In January 2026, the SDP announced it would endorse Otsubaki as a standalone candidate to run on the proportional representation list for the Tokyo block in the 2026 general election, scheduled for February 2026.

In the general election for the House of Representatives, the SDP failed to secure any seats in the Tokyo block, resulting in her defeat.

On February 27, 2026, Otsubaki apologized for a January 2026 statement she made opposing the SDP's endorsement of Chobin Zukeran in the Okinawa 2nd district. In the same apology, she announced her resignation as Deputy Party Leader of the SDP.

On March 4, Otsubaki announced her candidacy for the SDP leadership election. Ballots from the first round of voting were tallied on the 23rd, and since neither Otsubaki either of the other two candidates secured an absolute majority of the votes, a runoff election was scheduled to be held between the top two finishers: incumbent Party Leader Mizuho Fukushima (1st place) and Otsubaki (2nd place). Ballots from the runoff election where counted on April 6 where Otsubaki was defeated by Fukushima. During a press conference, party leadership denied Otsubaki the opportunity to speak, with Fukushima stating, "Today is my press conference regarding my assumption of office." Otsubaki protested this, saying, "That is outrageous; candidates should be treated equally," and stormed out of the room.

== Policy positions ==
=== Constitution ===

- In a 2022 NHK questionnaire, Otsubaki stated that she opposes any revision of the Constitution.
- Regarding revision of Article 9, she told a 2022 Mainichi Shimbun survey that she opposes amending the war‑renouncing clause. In the same NHK poll she also opposed explicitly writing the Self‑Defense Forces into Article 9.
- She is against creating an emergency‑powers clause through constitutional amendment, according to the 2022 NHK survey.

=== Foreign and security policy ===

- Otsubaki answered that she opposes Japan acquiring "enemy‑base strike capability" in the 2022 NHK questionnaire.
- Asked about Japan’s sanctions on Russia after the full‑scale invasion of Ukraine that began on 24 February 2022, she declined to answer in the NHK poll but told Mainichi Shimbun that the current sanctions are appropriate.
- After the cabinet approved the 7 June 2022 Basic Policy on Economic and Fiscal Management and Reform, which cited raising defense spending to “around 2 percent of GDP” within five years, Otsubaki said defense outlays "should be drastically reduced" in the NHK survey.
- On improving Japan–South Korea relations amid disputes over wartime labor and “comfort women,” she replied in the Mainichi poll that "both sides should make concessions".

=== Gender equality ===

- She supports introduction of the optional separate surname system for married couples (selected surname system).
- She favors legalizing same‑sex marriage.
- She supports adopting gender quotas to boost women's political representation.

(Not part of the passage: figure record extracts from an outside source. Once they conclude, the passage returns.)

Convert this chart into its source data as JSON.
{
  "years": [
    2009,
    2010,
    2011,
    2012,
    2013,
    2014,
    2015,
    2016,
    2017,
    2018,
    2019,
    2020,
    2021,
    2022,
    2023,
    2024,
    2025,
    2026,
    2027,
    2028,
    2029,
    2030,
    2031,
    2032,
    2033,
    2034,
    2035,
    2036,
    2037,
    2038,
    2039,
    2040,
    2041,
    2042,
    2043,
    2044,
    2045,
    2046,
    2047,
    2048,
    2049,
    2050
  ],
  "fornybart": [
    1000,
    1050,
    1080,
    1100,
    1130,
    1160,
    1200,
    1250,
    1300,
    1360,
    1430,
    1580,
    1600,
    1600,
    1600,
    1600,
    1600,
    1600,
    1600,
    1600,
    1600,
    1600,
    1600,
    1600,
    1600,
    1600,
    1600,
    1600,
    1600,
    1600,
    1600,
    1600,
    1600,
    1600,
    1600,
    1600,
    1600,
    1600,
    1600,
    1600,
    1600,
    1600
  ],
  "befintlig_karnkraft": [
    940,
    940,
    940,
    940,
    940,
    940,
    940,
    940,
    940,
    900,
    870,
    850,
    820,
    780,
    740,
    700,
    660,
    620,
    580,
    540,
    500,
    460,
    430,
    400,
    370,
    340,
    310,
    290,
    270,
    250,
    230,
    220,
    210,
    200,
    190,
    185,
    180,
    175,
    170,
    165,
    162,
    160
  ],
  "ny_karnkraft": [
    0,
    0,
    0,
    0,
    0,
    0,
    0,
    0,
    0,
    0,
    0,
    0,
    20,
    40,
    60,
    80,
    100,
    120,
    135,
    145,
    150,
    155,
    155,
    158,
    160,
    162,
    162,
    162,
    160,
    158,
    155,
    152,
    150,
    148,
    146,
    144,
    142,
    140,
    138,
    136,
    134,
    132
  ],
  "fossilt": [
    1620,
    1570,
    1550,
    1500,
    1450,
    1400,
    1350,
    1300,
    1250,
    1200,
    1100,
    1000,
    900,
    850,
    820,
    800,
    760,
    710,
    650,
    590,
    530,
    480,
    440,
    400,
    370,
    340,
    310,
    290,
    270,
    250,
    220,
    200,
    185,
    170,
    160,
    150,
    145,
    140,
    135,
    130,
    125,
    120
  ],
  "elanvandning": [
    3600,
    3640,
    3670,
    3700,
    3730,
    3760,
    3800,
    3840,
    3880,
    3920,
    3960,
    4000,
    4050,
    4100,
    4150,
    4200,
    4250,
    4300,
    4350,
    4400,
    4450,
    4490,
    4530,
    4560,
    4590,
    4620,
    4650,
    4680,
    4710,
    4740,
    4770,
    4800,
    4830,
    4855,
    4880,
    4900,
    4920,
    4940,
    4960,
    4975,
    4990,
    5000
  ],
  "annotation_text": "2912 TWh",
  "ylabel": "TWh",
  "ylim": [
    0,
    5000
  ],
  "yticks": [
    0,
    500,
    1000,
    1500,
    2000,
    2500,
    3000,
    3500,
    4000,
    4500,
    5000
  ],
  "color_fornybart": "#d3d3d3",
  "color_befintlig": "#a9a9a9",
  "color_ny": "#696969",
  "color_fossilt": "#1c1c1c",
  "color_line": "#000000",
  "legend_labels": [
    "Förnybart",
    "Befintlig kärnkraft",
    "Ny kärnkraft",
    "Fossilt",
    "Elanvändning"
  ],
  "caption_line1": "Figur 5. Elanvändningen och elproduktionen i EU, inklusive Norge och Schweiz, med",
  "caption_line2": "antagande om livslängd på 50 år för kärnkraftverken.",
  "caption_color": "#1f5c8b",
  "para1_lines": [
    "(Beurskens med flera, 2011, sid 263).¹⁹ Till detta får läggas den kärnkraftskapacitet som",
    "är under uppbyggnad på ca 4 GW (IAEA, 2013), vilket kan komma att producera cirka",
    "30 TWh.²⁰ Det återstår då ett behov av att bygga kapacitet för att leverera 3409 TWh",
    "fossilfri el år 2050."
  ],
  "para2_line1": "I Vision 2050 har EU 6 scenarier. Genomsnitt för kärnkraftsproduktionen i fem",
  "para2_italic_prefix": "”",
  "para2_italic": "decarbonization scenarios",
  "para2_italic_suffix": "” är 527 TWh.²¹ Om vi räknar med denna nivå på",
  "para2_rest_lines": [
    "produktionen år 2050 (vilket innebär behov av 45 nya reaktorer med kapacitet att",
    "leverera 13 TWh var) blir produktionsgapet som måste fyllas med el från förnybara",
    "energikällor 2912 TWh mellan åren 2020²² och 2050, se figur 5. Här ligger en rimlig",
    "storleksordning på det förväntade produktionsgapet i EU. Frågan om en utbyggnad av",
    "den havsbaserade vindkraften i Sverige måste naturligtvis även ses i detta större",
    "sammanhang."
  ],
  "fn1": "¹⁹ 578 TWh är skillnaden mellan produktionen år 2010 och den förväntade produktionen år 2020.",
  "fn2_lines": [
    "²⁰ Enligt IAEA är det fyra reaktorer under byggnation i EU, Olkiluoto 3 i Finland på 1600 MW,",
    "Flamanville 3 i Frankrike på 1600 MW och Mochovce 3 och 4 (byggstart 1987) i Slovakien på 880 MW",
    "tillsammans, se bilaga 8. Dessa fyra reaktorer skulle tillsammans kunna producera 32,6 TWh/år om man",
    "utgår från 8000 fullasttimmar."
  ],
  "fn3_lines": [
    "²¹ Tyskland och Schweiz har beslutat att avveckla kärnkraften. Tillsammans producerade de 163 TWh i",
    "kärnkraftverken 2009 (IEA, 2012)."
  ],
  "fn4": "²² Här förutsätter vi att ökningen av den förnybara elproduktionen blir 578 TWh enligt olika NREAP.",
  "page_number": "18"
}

=== Employment and labor ===

- A member of Japan's "employment ice‑age generation," Otsubaki became active in the labor movement after experiencing non‑regular employment and a contract non‑renewal at Kwansei Gakuin University.
- She advocates "entry regulation" on non‑regular employment—that is, tightening the conditions under which employers can hire on non‑regular contracts.

=== Other issues ===

- Asked about Japan's future reliance on nuclear power, she replied that it should be reduced to zero.
- She told Mainichi Shimbun that Abenomics "cannot be positively evaluated and should be reviewed".
- She supports lowering the minimum age of eligibility to run for the National Diet.
- Concerning the 1942 flooding accident at the Chōsei Coal Mine (part of the Ube coalfield), she holds that the national government should take responsibility for recovering the remains of the victims.